Quantum computing promises enough computational power to solve problems far beyond the capabilities of the fastest digital computers, so the Defense Advanced Research Projects Agency is laying the groundwork for applying the technology to real-world problems.
In a request for information, DARPA is asking how quantum computing can enable new capabilities when it comes to solving science and technology problems, such as understanding complex physical systems, optimizing artificial intelligence and machine learning and enhancing distributed sensing.
Noting that it is not interested in solving cryptology issues, DARPA is asking the research community to help solve challenges of scale, environmental interactions, connectivity and memory and suggest “hard” science and technology problems the technology could be leveraged to solve.
Four practical and architectural challenges are outlined:
Establishing the fundamental limits of quantum computing in terms of how problems should be framed, when a model's scale requires a quantum-based solution, how to manage connectivity and errors, the size of potential speed gains and the ability to break large problems into smaller pieces that can map to several quantum platforms.

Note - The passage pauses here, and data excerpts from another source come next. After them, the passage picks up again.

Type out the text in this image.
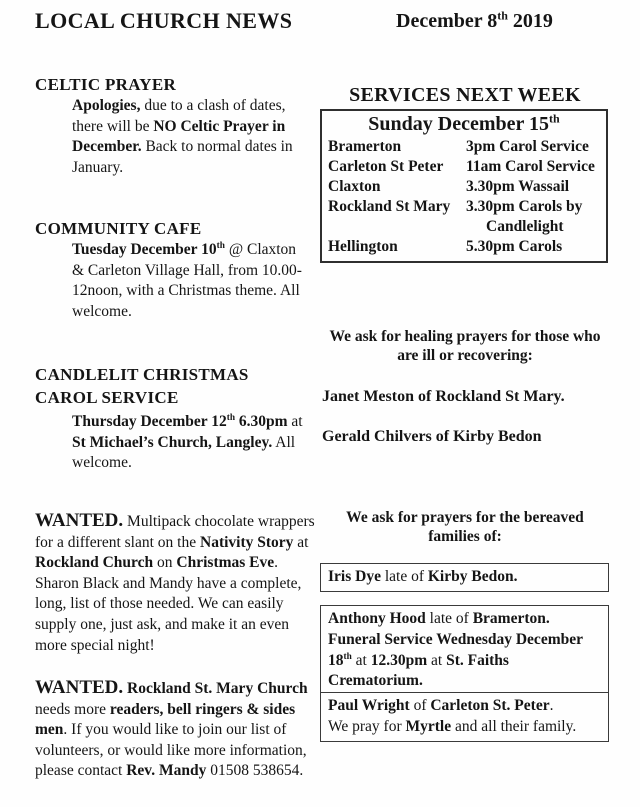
LOCAL CHURCH NEWS	December 8th 2019
CELTIC PRAYER
Apologies, due to a clash of dates, there will be NO Celtic Prayer in December. Back to normal dates in January.
COMMUNITY CAFE
Tuesday December 10th @ Claxton & Carleton Village Hall, from 10.00-12noon, with a Christmas theme. All welcome.
CANDLELIT CHRISTMAS
CAROL SERVICE
Thursday December 12th 6.30pm at St Michael’s Church, Langley. All welcome.
WANTED. Multipack chocolate wrappers for a different slant on the Nativity Story at Rockland Church on Christmas Eve. Sharon Black and Mandy have a complete, long, list of those needed. We can easily supply one, just ask, and make it an even more special night!
WANTED. Rockland St. Mary Church needs more readers, bell ringers & sides men. If you would like to join our list of volunteers, or would like more information, please contact Rev. Mandy 01508 538654.
SERVICES NEXT WEEK
Sunday December 15th
Bramerton	3pm Carol Service
Carleton St Peter	11am Carol Service
Claxton	3.30pm Wassail
Rockland St Mary	3.30pm Carols by Candlelight
Hellington	5.30pm Carols
We ask for healing prayers for those who are ill or recovering:
Janet Meston of Rockland St Mary.
Gerald Chilvers of Kirby Bedon
We ask for prayers for the bereaved families of:
Iris Dye late of Kirby Bedon.
Anthony Hood late of Bramerton.
Funeral Service Wednesday December 18th at 12.30pm at St. Faiths Crematorium.
Paul Wright of Carleton St. Peter.
We pray for Myrtle and all their family.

Improving machine learning by leveraging a hybrid quantum/classical computing approach to decrease the time required to train machine learning models. Questions to be answered include what might be the tasks that deliver the best results, how speed gains are affected by the size of the quantum machine and whether any new technology needs to be developed to interface quantum and classical resources.
Interfacing quantum computing resources with quantum sensors that accurately measure changes in gravity, magnetic fields or acceleration and determining the optimal size, platform, performance and relative location of both the quantum computing system and the sensors.
Applying quantum-computing-inspired algorithms and processes to classical computers by identifying recurring themes and structures that can help improve classical architecture.
DARPA will use RFI responses to identify participants and speakers for a potential workshop on quantum applications with state of the art capabilities.